Montoyo ostensibly began his coaching career when he was asked by the Expos at spring training of 1996 to go down to the lower levels of the minor-league system to work with some of the top young prospects. It was there that he met Vladimir Guerrero embarking on his meteoric rise to the majors. Montoyo sees him as the best minor-league prospect he has seen. Now he will be responsible for Vlad Guerrero, Jr. who is currently ranked as the top prospect in baseball. Full circle.

Vlad Jr









The history of major-league baseball is that when you replace a manager that it is usually someone with the opposite personality traits and skills. While Gibbons was a reluctant convert to the modern wave of analytics, Montoyo is a full-on born-again baseball manager, believing in the shift and in the opportunities to win that are presented by the concept of a pitching opener, rather than a rotation of 100-pitch starters, as pioneered by manager Kevin Cash and the Rays.
Montoyo said he understands the uniqueness of the Jays in major-league baseball, that they are representing an entire country and not just one city. He has experience as a coach for Team Puerto Rico in the World Baseball Classic.

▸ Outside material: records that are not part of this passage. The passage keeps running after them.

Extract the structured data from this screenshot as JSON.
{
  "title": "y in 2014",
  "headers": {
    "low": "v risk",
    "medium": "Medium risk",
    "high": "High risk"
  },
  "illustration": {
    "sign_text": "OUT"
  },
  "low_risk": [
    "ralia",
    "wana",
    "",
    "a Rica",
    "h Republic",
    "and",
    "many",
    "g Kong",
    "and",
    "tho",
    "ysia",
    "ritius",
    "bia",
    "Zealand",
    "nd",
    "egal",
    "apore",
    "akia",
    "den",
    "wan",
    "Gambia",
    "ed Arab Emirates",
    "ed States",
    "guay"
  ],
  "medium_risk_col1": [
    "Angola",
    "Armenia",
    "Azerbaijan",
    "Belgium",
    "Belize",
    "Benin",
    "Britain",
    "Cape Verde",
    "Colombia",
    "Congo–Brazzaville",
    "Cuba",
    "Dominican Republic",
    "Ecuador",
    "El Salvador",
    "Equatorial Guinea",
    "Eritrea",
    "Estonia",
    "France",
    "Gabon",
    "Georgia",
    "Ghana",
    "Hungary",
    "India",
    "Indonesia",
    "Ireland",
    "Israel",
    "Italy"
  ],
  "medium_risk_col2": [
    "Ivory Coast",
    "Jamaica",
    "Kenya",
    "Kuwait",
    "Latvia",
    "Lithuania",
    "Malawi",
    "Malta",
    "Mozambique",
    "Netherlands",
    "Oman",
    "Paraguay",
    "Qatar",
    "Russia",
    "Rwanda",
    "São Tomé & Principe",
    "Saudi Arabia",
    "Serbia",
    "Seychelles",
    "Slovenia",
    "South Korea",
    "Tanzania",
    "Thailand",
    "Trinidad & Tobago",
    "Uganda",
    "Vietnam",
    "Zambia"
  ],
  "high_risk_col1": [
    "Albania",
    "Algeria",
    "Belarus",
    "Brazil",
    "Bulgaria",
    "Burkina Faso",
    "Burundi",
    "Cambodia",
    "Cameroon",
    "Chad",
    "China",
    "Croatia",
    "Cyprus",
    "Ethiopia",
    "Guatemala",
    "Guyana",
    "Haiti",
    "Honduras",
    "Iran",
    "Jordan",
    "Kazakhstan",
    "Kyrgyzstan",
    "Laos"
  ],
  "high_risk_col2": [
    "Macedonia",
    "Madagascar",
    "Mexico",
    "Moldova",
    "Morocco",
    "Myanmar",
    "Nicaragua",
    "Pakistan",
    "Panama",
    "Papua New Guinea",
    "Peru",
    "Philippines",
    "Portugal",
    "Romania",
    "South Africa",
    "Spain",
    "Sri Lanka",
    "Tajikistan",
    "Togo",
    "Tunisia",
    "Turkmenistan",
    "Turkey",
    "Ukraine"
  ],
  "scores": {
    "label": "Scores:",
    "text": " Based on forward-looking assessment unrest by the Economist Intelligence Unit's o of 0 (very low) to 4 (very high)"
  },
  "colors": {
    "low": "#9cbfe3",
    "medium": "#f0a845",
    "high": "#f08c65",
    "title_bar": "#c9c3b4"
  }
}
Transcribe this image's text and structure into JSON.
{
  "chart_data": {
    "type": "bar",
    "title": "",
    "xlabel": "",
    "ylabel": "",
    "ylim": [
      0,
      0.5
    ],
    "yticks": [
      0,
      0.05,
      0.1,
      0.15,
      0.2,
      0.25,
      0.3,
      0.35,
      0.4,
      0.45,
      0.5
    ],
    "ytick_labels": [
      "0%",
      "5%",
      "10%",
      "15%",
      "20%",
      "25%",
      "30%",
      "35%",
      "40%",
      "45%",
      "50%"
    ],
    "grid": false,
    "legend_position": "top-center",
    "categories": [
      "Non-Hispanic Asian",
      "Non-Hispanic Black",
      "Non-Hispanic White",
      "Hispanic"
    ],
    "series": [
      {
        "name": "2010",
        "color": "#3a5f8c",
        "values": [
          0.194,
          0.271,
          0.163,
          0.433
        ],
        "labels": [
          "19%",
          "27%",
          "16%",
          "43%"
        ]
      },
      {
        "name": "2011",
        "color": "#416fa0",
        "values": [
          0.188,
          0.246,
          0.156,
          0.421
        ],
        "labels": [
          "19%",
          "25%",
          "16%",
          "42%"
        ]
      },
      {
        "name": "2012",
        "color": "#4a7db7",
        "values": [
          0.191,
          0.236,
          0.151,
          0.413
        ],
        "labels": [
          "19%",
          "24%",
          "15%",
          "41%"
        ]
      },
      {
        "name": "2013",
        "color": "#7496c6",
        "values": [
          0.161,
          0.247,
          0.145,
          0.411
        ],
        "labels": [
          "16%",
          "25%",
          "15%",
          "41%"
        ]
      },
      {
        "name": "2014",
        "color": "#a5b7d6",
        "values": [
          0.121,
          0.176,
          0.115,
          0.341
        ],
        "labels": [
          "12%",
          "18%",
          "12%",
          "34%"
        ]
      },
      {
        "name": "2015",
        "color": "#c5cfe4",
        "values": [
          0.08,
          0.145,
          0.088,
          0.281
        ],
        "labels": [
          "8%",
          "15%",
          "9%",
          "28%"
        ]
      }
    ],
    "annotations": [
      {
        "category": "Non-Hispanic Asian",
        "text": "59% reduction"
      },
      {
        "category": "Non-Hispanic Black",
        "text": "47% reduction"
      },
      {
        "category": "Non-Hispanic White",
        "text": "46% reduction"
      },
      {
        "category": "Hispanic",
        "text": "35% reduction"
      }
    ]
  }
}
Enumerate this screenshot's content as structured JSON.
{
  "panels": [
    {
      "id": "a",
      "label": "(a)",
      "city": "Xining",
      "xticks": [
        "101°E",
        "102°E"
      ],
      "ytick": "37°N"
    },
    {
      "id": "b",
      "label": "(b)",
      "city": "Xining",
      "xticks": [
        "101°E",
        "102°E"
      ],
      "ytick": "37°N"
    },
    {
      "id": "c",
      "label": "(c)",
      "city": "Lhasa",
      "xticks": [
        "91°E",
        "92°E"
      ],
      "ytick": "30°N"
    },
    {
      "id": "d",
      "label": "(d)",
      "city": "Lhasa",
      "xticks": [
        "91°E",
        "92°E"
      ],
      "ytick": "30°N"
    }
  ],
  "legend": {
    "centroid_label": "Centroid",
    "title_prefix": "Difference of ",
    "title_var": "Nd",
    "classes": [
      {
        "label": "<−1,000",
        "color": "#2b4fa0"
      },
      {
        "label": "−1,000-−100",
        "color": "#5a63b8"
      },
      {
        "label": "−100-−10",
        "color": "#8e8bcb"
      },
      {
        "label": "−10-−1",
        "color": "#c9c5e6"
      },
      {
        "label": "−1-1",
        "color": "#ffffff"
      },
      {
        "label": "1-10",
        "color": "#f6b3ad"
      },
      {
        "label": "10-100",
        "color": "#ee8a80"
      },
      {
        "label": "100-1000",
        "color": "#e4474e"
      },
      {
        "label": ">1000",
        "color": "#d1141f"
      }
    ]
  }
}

 Baseball has always been a copycat game and no longer are front offices reluctant to hire first-year managers, following the recent success of the Red Sox with Alex Cora, the Yankees with Aaron Boone, the Dodgers with Dave Roberts and the Rays with Cash. Montoyo becomes the third minority manager hired by the Jays in the 42 seasons of the franchise, following Cito Gaston (African-American) and Carlos Tosca (Cuban-American). Montoyo’s ability to speak Spanish is a bonus, but was not considered a necessity for the rebuilding Jays.

It seems clear the Blue Jays had certain requirements as part of the interview process for a manager to replace the departed Gibbons. They were looking for a first-time MLB manager with a knowledge of and respect for analytics who had also spent time in a major-league dugout as a coach. The list was down to three.

 Following a preliminary round of phone interviews conducted by Jays’ GM Ross Atkins, it came down to five in-person interviews over the past 14 days. That select group included Giants’ farm director David Bell, Rays’ coach Rocco Baldelli, Rays’ bench coach Charlie Montoyo, Astros’ bench coach Joe Espada and Cubs’ bench coach Brandon Hyde. With Bell deciding to head to the Reds and with the Twins deciding on Baldelli, that effectively left the Jays with three leading candidates.
 There had been lively speculation for two months about other candidates, a list that included two-time Pacific Coast League manager-of-the-Year, Canadian baseball icon Stubby Clapp, former Indians and M’s manager Eric Wedge, currently Jays’ minor-league field coordinator, current Jays’ bench coach Demarlo Hale and the organization’s Double-A New Hampshire manager, John Schneider, who has been with the organization since 2006, working with many of the young players about to make the breakthrough to the majors with a rebuilding squad in 2019.


Espada, 43, was considered a Jays’ front-runner because of the similar path he had taken to Cora, a young Puerto Rican coach graduating from Astros’ bench coach to a major-league managerial position for his first posting. Espada had experience with the Yankees as a third-base coach and spent a season out of uniform in New York’s front office working with GM Brian Cashman.
Hyde, 45, was a strong and interesting candidate for the position, having spent five years as a Marlins’ minor-league player, five years as a minor-league manager, then rising to the majors as a coach with the Marlins and the Cubs, spending the past four years with Joe Maddon.
The Jays coaching staff under John Gibbons all are signed through the 2019 season, but it is expected that at least 2-3 of them will choose to accept jobs elsewhere. Gibbons staff included Hale, pitching coach Pete Walker, hitting coach Brook Jacoby, third-base coach Luis Rivera, first-base coach Tim Leiper, bullpen coach Dane Johnson and quality control coach Mike Mordecai.